Her response to my email was disappointing but not completely unexpected. In the oodles and oodles of photographs that I have been scanning, I found three 8 ½ by 11 black and white wedding photographs. It was not my parents wedding or anyone else in the family. Candidly, my family has a history of eloping so I was pretty certain these must have been friends of the family. My father was part of the wedding party and in one picture my mother is sitting in a pew. I had hoped my Aunt would have some answers. Unfortunately, she didn’t know either one of the two brides or bridegrooms in the photo or the dozen or so in attendance kneeling before the brides. It was a fancy wedding!
Of course, since my mom’s passing, there is no one to answer my questions. That is not to say mom was forthcoming with a lot of information before she died.
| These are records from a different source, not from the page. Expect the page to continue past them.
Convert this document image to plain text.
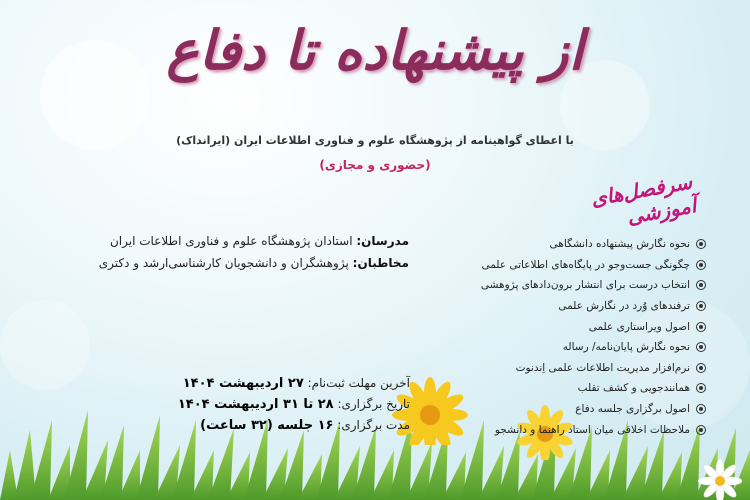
از پیشنهاده تا دفاع
با اعطای گواهینامه از پژوهشگاه علوم و فناوری اطلاعات ایران (ایرانداک)
(حضوری و مجازی)
سرفصل‌های آموزشی
نحوه نگارش پیشنهاده دانشگاهی
چگونگی جست‌وجو در پایگاه‌های اطلاعاتی علمی
انتخاب درست برای انتشار برون‌دادهای پژوهشی
ترفندهای وُرد در نگارش علمی
اصول ویراستاری علمی
نحوه نگارش پایان‌نامه/ رساله
نرم‌افزار مدیریت اطلاعات علمی اِندنوت
همانندجویی و کشف تقلب
اصول برگزاری جلسه دفاع
ملاحظات اخلاقی میان استاد راهنما و دانشجو
مدرسان: استادان پژوهشگاه علوم و فناوری اطلاعات ایران
مخاطبان: پژوهشگران و دانشجویان کارشناسی‌ارشد و دکتری
آخرین مهلت ثبت‌نام: ۲۷ اردیبهشت ۱۴۰۴
تاریخ برگزاری: ۲۸ تا ۳۱ اردیبهشت ۱۴۰۴
مدت برگزاری: ۱۶ جلسه (۳۲ ساعت)
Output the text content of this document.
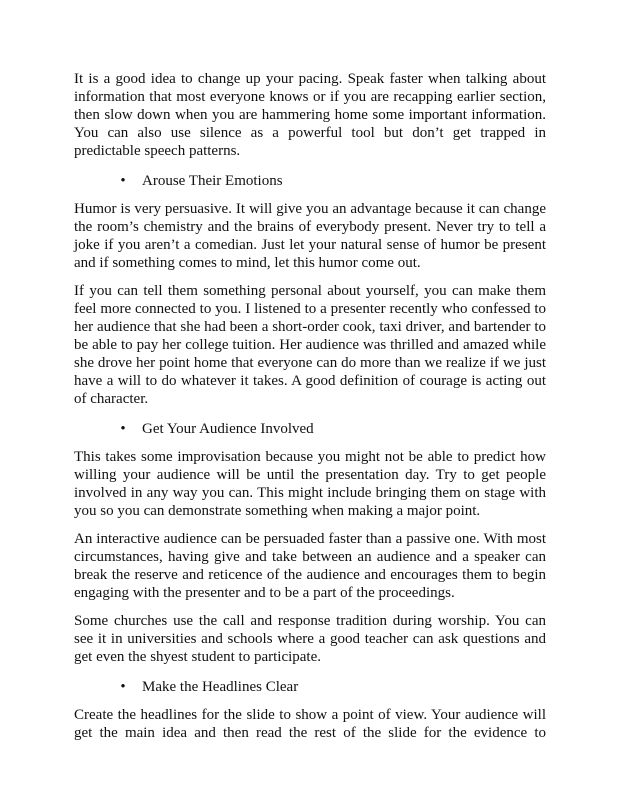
It is a good idea to change up your pacing. Speak faster when talking about information that most everyone knows or if you are recapping earlier section, then slow down when you are hammering home some important information. You can also use silence as a powerful tool but don’t get trapped in predictable speech patterns.

• Arouse Their Emotions

Humor is very persuasive. It will give you an advantage because it can change the room’s chemistry and the brains of everybody present. Never try to tell a joke if you aren’t a comedian. Just let your natural sense of humor be present and if something comes to mind, let this humor come out.

If you can tell them something personal about yourself, you can make them feel more connected to you. I listened to a presenter recently who confessed to her audience that she had been a short-order cook, taxi driver, and bartender to be able to pay her college tuition. Her audience was thrilled and amazed while she drove her point home that everyone can do more than we realize if we just have a will to do whatever it takes. A good definition of courage is acting out of character.

• Get Your Audience Involved

This takes some improvisation because you might not be able to predict how willing your audience will be until the presentation day. Try to get people involved in any way you can. This might include bringing them on stage with you so you can demonstrate something when making a major point.

An interactive audience can be persuaded faster than a passive one. With most circumstances, having give and take between an audience and a speaker can break the reserve and reticence of the audience and encourages them to begin engaging with the presenter and to be a part of the proceedings.

Some churches use the call and response tradition during worship. You can see it in universities and schools where a good teacher can ask questions and get even the shyest student to participate.

• Make the Headlines Clear

Create the headlines for the slide to show a point of view. Your audience will get the main idea and then read the rest of the slide for the evidence to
She never was one to talk about her family or her life before she met my dad. But in retrospect I have come to understand that her lack of answers in the last few years of her life had more to do with the dementia that was overtaking her than her unwillingness to fill in the blanks. She would bark, “I don’t know why you want to talk about that” and we would all back off.
I am a political scientist/historian at heart so I want the facts- documented and correct. My brother on the other hand never let’s a fact get in the way of a good story. He just fills in the blanks to his satisfaction. I know he is less stressed than I am about getting the “right” answer. I have learned from others that what I am experiencing is not uncommon. It seems that questions bubble up after the death of a parent or even a spouse. The questions can be as mundane as “What happened to the little Christmas houses that we had as kids?” to the serious, “Is there any history of autism in the family?” to the scandalous, “Who is that women in these pictures of Granddaddy”? But all the questions go unanswered now.
My Aunt Carolyn shared with me that she had numerous questions for her parents after their death that went unanswered. So she is keeping an ever-expanding letter that answers questions she thinks her daughters may have after she is gone. I know that there will be questions that will go unanswered but my Aunt Carolyn’s time is well spent. Her daughters will appreciate her thoughtfulness.
I would love to read her letter today and it has made me think. I cannot spend my time documenting my past; I want to live in the present. But I want to be thoughtful of my children and grandchildren. I was a hospice volunteer for many years and they have a document called The Time of My Life. It has hundreds of questions that start with “Did you know either of your Grandfathers” and ends with “Is there something you always wanted people to know about you”? It is a wonderful tool for sharing personal and family history particularly with children.
I am reminded of the play Our Town by Thornton Wilder. The play is popular with high school theater directors and seems to be performed continually. I assume that is because the performance rights are cheap and the main characters are young people. I also think the concepts are well beyond most high schoolers. Emily, the main character, comes back from the grave where she pleads with her mother to “look at me one minute as though you really saw me”. What she asks is impossible but a longing that all of us feel once those we love are gone. We want just one more minute to fill in the blanks. Today is the day to take just one minute to really look at the people you love.